Co-author: Suqiang Song of Mastercard*.
This article introduces a joint initiative between Mastercard* and Intel in building users-items propensity models for a universal recommender AI service. Analytic Zoo1 is a unified analytics and AI platform that seamlessly unites Apache Spark*, TensorFlow*, Keras*, and BigDL2 programs into an integrated pipeline that can transparently scale out to large Apache Hadoop* and Spark clusters for distributed training or inference.
In the finance industry, users-items propensity can be used to calculate the probability of consumers to buy from a particular merchant or a retailer within a given industry. This model can be used to generate market research insights or to deliver personalized recommendations of relevant financial products or merchant deals. Using the deep learning-based neural recommendation models built on Spark, the recommender system can play an essential role in improving the consumer experience, campaign performance, and accuracy of targeted marketing offers/programs with relevant messages that encourage loyalty and rewards. This article uses a personalized marketing business use case as the running example, and focuses on predicting users-items propensity from formatted credit card transactions:
Mastercard, as a leading global provider of payment solutions, is integrating artificial intelligence (AI) into its platform to serve its customers better.

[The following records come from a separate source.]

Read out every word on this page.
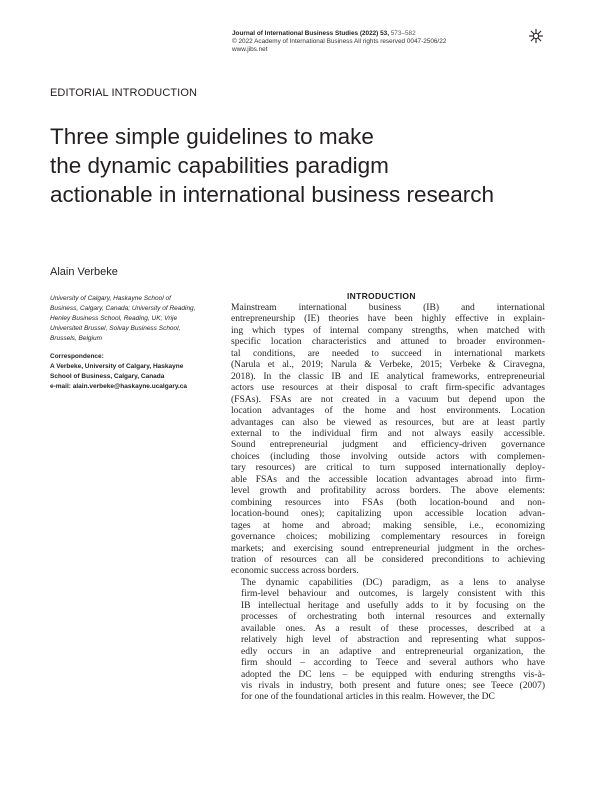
Journal of International Business Studies (2022) 53, 573–582
© 2022 Academy of International Business All rights reserved 0047-2506/22
www.jibs.net
EDITORIAL INTRODUCTION
Three simple guidelines to make
the dynamic capabilities paradigm
actionable in international business research
Alain Verbeke
University of Calgary, Haskayne School of
Business, Calgary, Canada; University of Reading,
Henley Business School, Reading, UK; Vrije
Universiteit Brussel, Solvay Business School,
Brussels, Belgium
Correspondence:
A Verbeke, University of Calgary, Haskayne
School of Business, Calgary, Canada
e-mail: alain.verbeke@haskayne.ucalgary.ca
INTRODUCTION

Mainstream international business (IB) and international
entrepreneurship (IE) theories have been highly effective in explain-
ing which types of internal company strengths, when matched with
specific location characteristics and attuned to broader environmen-
tal conditions, are needed to succeed in international markets
(Narula et al., 2019; Narula & Verbeke, 2015; Verbeke & Ciravegna,
2018). In the classic IB and IE analytical frameworks, entrepreneurial
actors use resources at their disposal to craft firm-specific advantages
(FSAs). FSAs are not created in a vacuum but depend upon the
location advantages of the home and host environments. Location
advantages can also be viewed as resources, but are at least partly
external to the individual firm and not always easily accessible.
Sound entrepreneurial judgment and efficiency-driven governance
choices (including those involving outside actors with complemen-
tary resources) are critical to turn supposed internationally deploy-
able FSAs and the accessible location advantages abroad into firm-
level growth and profitability across borders. The above elements:
combining resources into FSAs (both location-bound and non-
location-bound ones); capitalizing upon accessible location advan-
tages at home and abroad; making sensible, i.e., economizing
governance choices; mobilizing complementary resources in foreign
markets; and exercising sound entrepreneurial judgment in the orches-
tration of resources can all be considered preconditions to achieving
economic success across borders.

The dynamic capabilities (DC) paradigm, as a lens to analyse
firm-level behaviour and outcomes, is largely consistent with this
IB intellectual heritage and usefully adds to it by focusing on the
processes of orchestrating both internal resources and externally
available ones. As a result of these processes, described at a
relatively high level of abstraction and representing what suppos-
edly occurs in an adaptive and entrepreneurial organization, the
firm should – according to Teece and several authors who have
adopted the DC lens – be equipped with enduring strengths vis-à-
vis rivals in industry, both present and future ones; see Teece (2007)
for one of the foundational articles in this realm. However, the DC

Running Analytic Zoo, which supports BigDL on Spark running on large Intel® Xeon® Scalable processor clusters, is an ideal solution that meets enterprise requirements for deep learning, as it allows users to develop and run deep learning applications in production directly on existing big data (Apache Hadoop/Spark) infrastructure. In contrast, there are many challenges to deploying GPU-based solutions in enterprises (e.g., bad tool integration, expensive data duplication and movement, time-consuming and engineer-resource intensive, less monitoring, steep learning curve, etc.), as they are incompatible with existing data analytics infrastructure.
Deep learning can play an important role in driving a higher ROI through marketing campaign effectiveness. For this reason, greater emphasis is placed on sharper insights into consumer behavior to connect with customers according to their interests and preferences. For instance, an offer from a merchant is most effective if it can be sent to consumers with the highest purchase potential. Conventional machine learning algorithms played a vital role in previous solutions. However, the industry is seeking a more robust solution with simplified procedures to handle model complexity, labor-intensive feature engineering processes, and greater accuracy. Recently, many deep learning-based neural recommendation models are being proposed to improve the effectiveness of marketing campaigns further.

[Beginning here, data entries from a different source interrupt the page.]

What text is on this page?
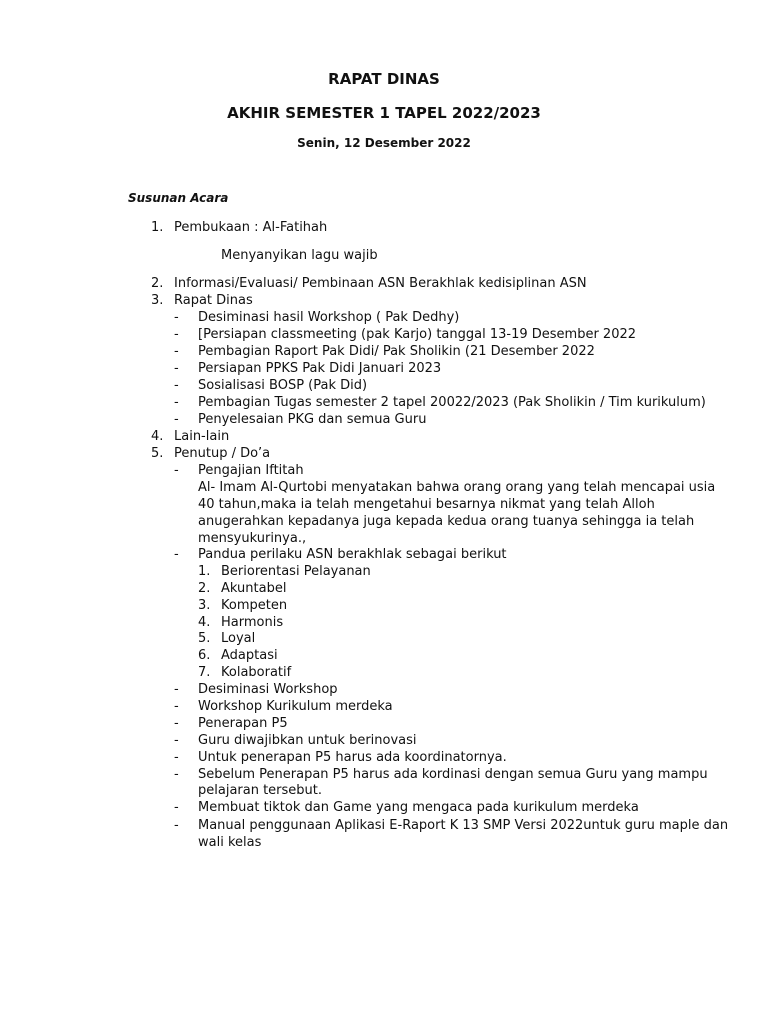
RAPAT DINAS
AKHIR SEMESTER 1 TAPEL 2022/2023
Senin, 12 Desember 2022
Susunan Acara
1. Pembukaan : Al-Fatihah
Menyanyikan lagu wajib
2. Informasi/Evaluasi/ Pembinaan ASN Berakhlak kedisiplinan ASN
3. Rapat Dinas
-	Desiminasi hasil Workshop ( Pak Dedhy)
-	[Persiapan classmeeting (pak Karjo) tanggal 13-19 Desember 2022
-	Pembagian Raport Pak Didi/ Pak Sholikin (21 Desember 2022
-	Persiapan PPKS Pak Didi Januari 2023
-	Sosialisasi BOSP (Pak Did)
-	Pembagian Tugas semester 2 tapel 20022/2023 (Pak Sholikin / Tim kurikulum)
-	Penyelesaian PKG dan semua Guru
4. Lain-lain
5. Penutup / Do’a
-	Pengajian Iftitah
Al- Imam Al-Qurtobi menyatakan bahwa orang orang yang telah mencapai usia
40 tahun,maka ia telah mengetahui besarnya nikmat yang telah Alloh
anugerahkan kepadanya juga kepada kedua orang tuanya sehingga ia telah
mensyukurinya.,
-	Pandua perilaku ASN berakhlak sebagai berikut
1. Beriorentasi Pelayanan
2. Akuntabel
3. Kompeten
4. Harmonis
5. Loyal
6. Adaptasi
7. Kolaboratif
-	Desiminasi Workshop
-	Workshop Kurikulum merdeka
-	Penerapan P5
-	Guru diwajibkan untuk berinovasi
-	Untuk penerapan P5 harus ada koordinatornya.
-	Sebelum Penerapan P5 harus ada kordinasi dengan semua Guru yang mampu
pelajaran tersebut.
-	Membuat tiktok dan Game yang mengaca pada kurikulum merdeka
-	Manual penggunaan Aplikasi E-Raport K 13 SMP Versi 2022untuk guru maple dan
wali kelas
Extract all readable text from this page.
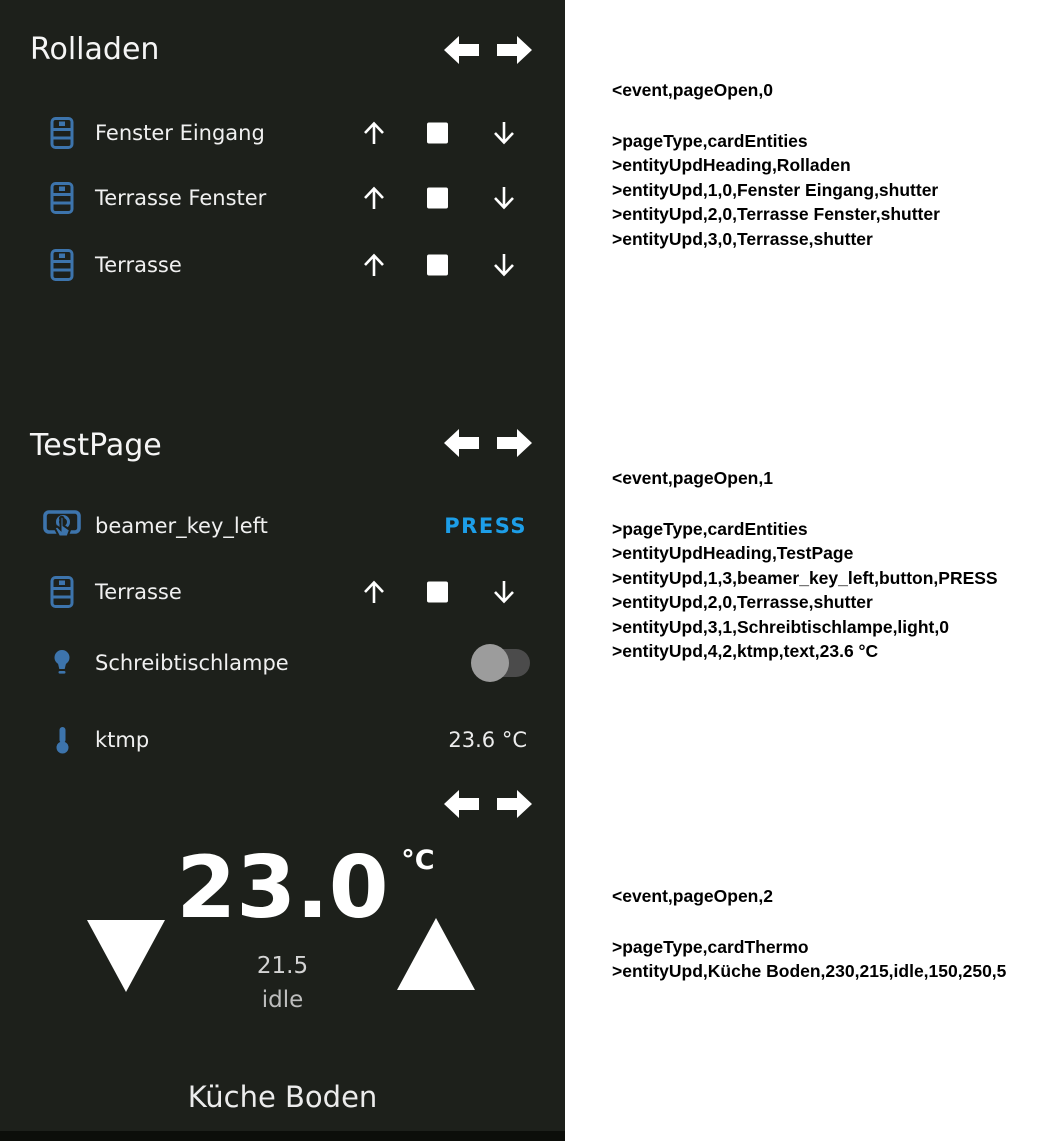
Rolladen
Fenster Eingang
Terrasse Fenster
Terrasse
TestPage
beamer_key_left	PRESS
Terrasse
Schreibtischlampe
ktmp	23.6 °C
23.0 °C
21.5
idle
Küche Boden
<event,pageOpen,0
>pageType,cardEntities
>entityUpdHeading,Rolladen
>entityUpd,1,0,Fenster Eingang,shutter
>entityUpd,2,0,Terrasse Fenster,shutter
>entityUpd,3,0,Terrasse,shutter
<event,pageOpen,1
>pageType,cardEntities
>entityUpdHeading,TestPage
>entityUpd,1,3,beamer_key_left,button,PRESS
>entityUpd,2,0,Terrasse,shutter
>entityUpd,3,1,Schreibtischlampe,light,0
>entityUpd,4,2,ktmp,text,23.6 °C
<event,pageOpen,2
>pageType,cardThermo
>entityUpd,Küche Boden,230,215,idle,150,250,5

Recommender system (RS) is an information filtering tool for guiding users in a personalized way to discover their preferences from a large space of possible options. It is a critical tool to promote sales and services for many online websites and mobile applications. For instance, 80 percent of movies watched on Netflix* came from recommendations3, and 60 percent of video clicks came from home page recommendations on YouTube*4. Recent advances in deep learning-based recommender systems have gained significant attention by overcoming obstacles of conventional models and achieving high recommendation quality5.

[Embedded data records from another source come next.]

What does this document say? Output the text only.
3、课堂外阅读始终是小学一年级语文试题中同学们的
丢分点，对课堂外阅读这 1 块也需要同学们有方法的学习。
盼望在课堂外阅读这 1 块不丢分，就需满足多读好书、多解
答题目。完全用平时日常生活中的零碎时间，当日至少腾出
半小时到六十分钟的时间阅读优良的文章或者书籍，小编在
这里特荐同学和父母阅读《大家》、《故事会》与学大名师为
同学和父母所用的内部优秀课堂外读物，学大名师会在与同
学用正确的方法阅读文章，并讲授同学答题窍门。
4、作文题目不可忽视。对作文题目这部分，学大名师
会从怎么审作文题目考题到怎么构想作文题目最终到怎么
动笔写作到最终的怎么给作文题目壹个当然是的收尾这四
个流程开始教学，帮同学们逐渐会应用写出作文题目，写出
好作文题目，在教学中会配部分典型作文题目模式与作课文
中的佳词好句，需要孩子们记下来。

Recommendation models can be classified into three categories: collaborative filtering, content-based, and hybrid systems. Collaborative filtering makes recommendations by learning from user-item historical interactions, either through explicit (e.g., user’s previous ratings) or implicit feedback (e.g., purchase histories). Due to data constraints, in this case, collaborative filtering is leveraged from implicit data.
As an integrated analytics and AI platform running natively on Spark, Analytic Zoo meets the standard requirements for enterprise deep learning applications.
Analyze a large amount of data on the same big data clusters where the data are stored (Hadoop Distributed File System (HFS), Apache HBase*, Apache Hive*, etc.) rather than move or duplicate data.
Add deep learning capabilities to existing analytic applications and machine learning workflows rather than rebuild all of them.
Leverage existing big data clusters and infrastructure (resource allocation, workloads management, and enterprise monitoring).
Reduce feature engineering workloads. Deep learning algorithms generate an exponential growth of hidden embedding features and perform the internal features selections and optimization automatically when performing cross-validation at the training stage. When building the model, algorithms only focus on a few pre-defined sliding features and custom overlap features, removing most of the loan-to-value (LTV) pre-calculations works, saving hours of time, and lots of resources.
Automated model optimization. The traditional machine learning (ML) approach relies heavily on human-machine learning experts to optimize the model. Analytic Zoo provides more options for finding an optimally performing robust configuration.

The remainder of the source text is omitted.